Charlene Corley, 47, co-owner of the plumbing and electrical firm C&D Distributors, who supplied parts to the military, is awaiting sentence after pleading guilty on 16 Aug 2007 to defrauding the Pentagon. She faces 20 years in jail. Still awaiting prison term, on Friday 27th February 2009, her lawyer appealed for leniency, claiming that it was all Wooten’s fault and that Corley, as a volunteer, transformed an autistic child into an honor student. Darlene Wooten the other owner and Charlene Corley's twin sister, committed suicide after being contacted by federal investigators. On the day she killed herself, Wooten wrote a check to the government for $4.5 million.
Nothing compared to an extravagant claim by a South Carolina firm: almost $1m for two metal washers worth 19c each. The owners of C&D Distributors of Lexington, South Carolina, submitted online bids to the Defense Department to supply hardware components, plumbing fixtures, electronic equipment and other items to US bases round the world, including Iraq and Afghanistan. The most expensive washers in history were part of $20.5m the company stole from the Pentagon over the last 10 years. C&D fabricated shipping costs into the hundreds of thousands of dollars, as in the case of the washers, although the value of the items purchased rarely topped $100. The company took advantage of an automated system intended to cut out red tape by making speedy payments. It claimed $998,798 for sending the two washers, which could have been put in an envelope and posted through normal mail for a few dollars. Other bills included $445,640 for shipping one elbow pipe worth $8.75, $492,096 for a machine thread plug and $403,436 for six screws worth $59.94.

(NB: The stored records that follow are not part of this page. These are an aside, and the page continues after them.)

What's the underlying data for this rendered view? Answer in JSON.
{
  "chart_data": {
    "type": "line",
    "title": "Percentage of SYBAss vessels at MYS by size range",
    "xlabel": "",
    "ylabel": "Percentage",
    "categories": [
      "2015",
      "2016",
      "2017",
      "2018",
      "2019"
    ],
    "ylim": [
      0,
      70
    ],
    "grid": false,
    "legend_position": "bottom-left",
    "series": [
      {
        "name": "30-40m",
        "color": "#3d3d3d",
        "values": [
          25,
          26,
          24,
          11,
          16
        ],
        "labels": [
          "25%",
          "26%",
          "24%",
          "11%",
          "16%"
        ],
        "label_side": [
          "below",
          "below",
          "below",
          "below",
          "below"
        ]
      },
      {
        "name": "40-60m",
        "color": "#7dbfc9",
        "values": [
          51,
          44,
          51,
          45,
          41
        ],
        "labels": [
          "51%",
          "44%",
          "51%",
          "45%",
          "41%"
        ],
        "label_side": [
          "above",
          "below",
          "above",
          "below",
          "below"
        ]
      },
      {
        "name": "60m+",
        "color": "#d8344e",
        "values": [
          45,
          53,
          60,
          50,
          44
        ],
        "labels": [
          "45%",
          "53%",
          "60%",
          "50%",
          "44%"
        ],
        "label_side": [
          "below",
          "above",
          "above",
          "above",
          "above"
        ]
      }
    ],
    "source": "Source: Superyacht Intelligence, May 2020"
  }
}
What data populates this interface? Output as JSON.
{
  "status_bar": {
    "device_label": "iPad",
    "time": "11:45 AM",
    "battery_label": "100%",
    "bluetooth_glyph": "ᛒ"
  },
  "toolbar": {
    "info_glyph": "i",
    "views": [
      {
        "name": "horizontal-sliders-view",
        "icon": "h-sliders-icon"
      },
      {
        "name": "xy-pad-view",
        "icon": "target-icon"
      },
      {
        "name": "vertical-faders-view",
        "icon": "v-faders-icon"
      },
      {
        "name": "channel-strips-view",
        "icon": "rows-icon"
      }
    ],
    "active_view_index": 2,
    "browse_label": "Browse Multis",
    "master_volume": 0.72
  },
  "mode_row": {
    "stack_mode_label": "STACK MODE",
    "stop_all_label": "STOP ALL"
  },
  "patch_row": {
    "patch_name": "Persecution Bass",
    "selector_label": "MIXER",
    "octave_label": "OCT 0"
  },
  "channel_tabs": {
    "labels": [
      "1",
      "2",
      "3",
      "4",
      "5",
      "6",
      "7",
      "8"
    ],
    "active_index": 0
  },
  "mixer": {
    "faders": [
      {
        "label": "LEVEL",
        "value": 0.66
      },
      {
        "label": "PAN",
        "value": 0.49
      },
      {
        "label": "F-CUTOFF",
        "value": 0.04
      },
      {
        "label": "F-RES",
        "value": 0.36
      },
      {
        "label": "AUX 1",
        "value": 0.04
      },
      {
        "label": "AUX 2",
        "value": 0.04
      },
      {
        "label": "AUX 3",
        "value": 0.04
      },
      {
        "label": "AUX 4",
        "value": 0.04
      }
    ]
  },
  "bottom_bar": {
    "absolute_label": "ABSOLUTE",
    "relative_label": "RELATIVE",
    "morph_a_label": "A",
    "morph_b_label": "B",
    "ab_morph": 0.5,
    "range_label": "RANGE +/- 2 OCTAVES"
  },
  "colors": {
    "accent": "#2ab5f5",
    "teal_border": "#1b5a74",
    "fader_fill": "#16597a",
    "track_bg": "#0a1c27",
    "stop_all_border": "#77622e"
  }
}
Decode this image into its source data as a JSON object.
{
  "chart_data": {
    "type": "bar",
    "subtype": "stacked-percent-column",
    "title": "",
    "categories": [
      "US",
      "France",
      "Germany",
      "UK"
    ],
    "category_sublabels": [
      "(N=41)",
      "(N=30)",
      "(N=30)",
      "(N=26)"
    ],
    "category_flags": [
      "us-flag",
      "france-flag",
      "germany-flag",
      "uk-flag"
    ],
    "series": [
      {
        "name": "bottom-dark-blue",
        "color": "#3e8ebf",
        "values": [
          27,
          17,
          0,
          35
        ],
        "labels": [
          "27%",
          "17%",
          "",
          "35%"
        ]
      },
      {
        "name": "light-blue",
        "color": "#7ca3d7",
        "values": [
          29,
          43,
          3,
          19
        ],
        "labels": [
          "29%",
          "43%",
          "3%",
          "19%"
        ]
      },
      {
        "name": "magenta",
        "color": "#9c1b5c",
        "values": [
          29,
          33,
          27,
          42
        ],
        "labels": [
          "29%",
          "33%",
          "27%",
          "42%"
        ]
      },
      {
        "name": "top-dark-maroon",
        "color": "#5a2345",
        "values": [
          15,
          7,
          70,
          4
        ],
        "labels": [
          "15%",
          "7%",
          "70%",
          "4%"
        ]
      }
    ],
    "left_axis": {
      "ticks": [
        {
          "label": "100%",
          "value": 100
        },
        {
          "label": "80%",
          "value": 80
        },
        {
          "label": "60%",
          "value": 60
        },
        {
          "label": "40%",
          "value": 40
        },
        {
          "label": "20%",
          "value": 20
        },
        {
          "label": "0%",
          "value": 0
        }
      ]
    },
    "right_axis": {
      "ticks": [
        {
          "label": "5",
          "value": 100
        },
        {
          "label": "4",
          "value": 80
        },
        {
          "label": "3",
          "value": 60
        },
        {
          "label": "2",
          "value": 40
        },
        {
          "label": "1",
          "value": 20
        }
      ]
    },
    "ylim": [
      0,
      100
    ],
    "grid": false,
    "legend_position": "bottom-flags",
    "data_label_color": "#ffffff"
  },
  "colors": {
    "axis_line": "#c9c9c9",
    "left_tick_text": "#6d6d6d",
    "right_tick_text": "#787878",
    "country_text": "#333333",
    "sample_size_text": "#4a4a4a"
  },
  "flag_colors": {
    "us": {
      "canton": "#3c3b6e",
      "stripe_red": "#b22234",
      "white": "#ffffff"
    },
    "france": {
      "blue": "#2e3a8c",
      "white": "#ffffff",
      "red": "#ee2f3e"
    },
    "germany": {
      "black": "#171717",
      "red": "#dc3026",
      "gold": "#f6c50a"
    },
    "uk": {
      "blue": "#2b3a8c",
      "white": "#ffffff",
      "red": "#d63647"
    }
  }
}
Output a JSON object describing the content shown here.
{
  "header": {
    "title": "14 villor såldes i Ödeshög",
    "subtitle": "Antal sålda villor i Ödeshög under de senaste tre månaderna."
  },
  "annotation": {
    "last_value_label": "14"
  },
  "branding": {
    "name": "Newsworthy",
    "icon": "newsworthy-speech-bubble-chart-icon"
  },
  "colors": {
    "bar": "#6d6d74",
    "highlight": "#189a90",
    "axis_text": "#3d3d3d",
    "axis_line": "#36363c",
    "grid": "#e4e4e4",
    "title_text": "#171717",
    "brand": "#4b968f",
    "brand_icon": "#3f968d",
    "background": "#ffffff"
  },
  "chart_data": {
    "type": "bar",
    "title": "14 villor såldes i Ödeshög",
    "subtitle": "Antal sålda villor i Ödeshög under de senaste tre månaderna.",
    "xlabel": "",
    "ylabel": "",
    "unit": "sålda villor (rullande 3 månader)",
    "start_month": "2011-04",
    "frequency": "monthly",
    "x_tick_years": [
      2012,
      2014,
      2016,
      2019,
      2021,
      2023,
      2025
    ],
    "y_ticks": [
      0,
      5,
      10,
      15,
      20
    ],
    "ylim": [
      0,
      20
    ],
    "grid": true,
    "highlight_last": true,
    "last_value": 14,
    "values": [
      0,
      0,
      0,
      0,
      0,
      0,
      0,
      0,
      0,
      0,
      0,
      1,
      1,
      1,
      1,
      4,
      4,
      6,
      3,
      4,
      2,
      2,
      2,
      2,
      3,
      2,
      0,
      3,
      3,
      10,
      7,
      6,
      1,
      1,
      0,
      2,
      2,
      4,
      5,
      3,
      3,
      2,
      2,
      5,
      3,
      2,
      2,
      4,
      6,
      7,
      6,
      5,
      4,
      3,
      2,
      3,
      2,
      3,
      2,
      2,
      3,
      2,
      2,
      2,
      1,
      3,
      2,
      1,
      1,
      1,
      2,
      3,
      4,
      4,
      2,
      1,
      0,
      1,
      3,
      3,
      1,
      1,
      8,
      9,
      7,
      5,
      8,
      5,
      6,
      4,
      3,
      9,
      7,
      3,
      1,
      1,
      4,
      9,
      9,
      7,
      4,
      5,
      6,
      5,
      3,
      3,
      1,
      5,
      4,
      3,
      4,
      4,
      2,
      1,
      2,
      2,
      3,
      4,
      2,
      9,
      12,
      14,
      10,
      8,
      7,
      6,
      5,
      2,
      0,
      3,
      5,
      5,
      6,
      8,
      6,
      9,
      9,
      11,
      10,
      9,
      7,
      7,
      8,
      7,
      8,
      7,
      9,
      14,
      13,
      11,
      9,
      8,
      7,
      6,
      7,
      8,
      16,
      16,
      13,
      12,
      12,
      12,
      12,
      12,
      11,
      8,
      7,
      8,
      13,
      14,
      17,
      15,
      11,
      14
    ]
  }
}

Picture left:Lock washers are meant for applications where the components of the joint or the threads may permanently deform enough to reduce bolt tension. Properly applied lock washers are not "mashed flat" they are left with some spring in them.
There are applications, ex some automobile starter motor mounts, that stipulate the use of lock washers. Lock washers usually have a plain washer under them, next to whatever part is being tightened. Lock washers come in several styles. Spring, Wave, Internal Tooth, External Tooth, Ribbed, lots of different types. Sometimes, the lock washer will have a tab on the inside which fits into a hole in the part being held on. After you tighten the nut, part of the washer is bent over against the nut. This keeps the nut from loosening. Other times there is a groove in the end of the male threaded part and, after tightening, part of the nut is bent into that groove. This is called a Key Nut. These bendy type washers require a new washer or nut every time you disassemble a part. Nuts and bolts can also be locked in place by chemical thread lockers and by safety wire.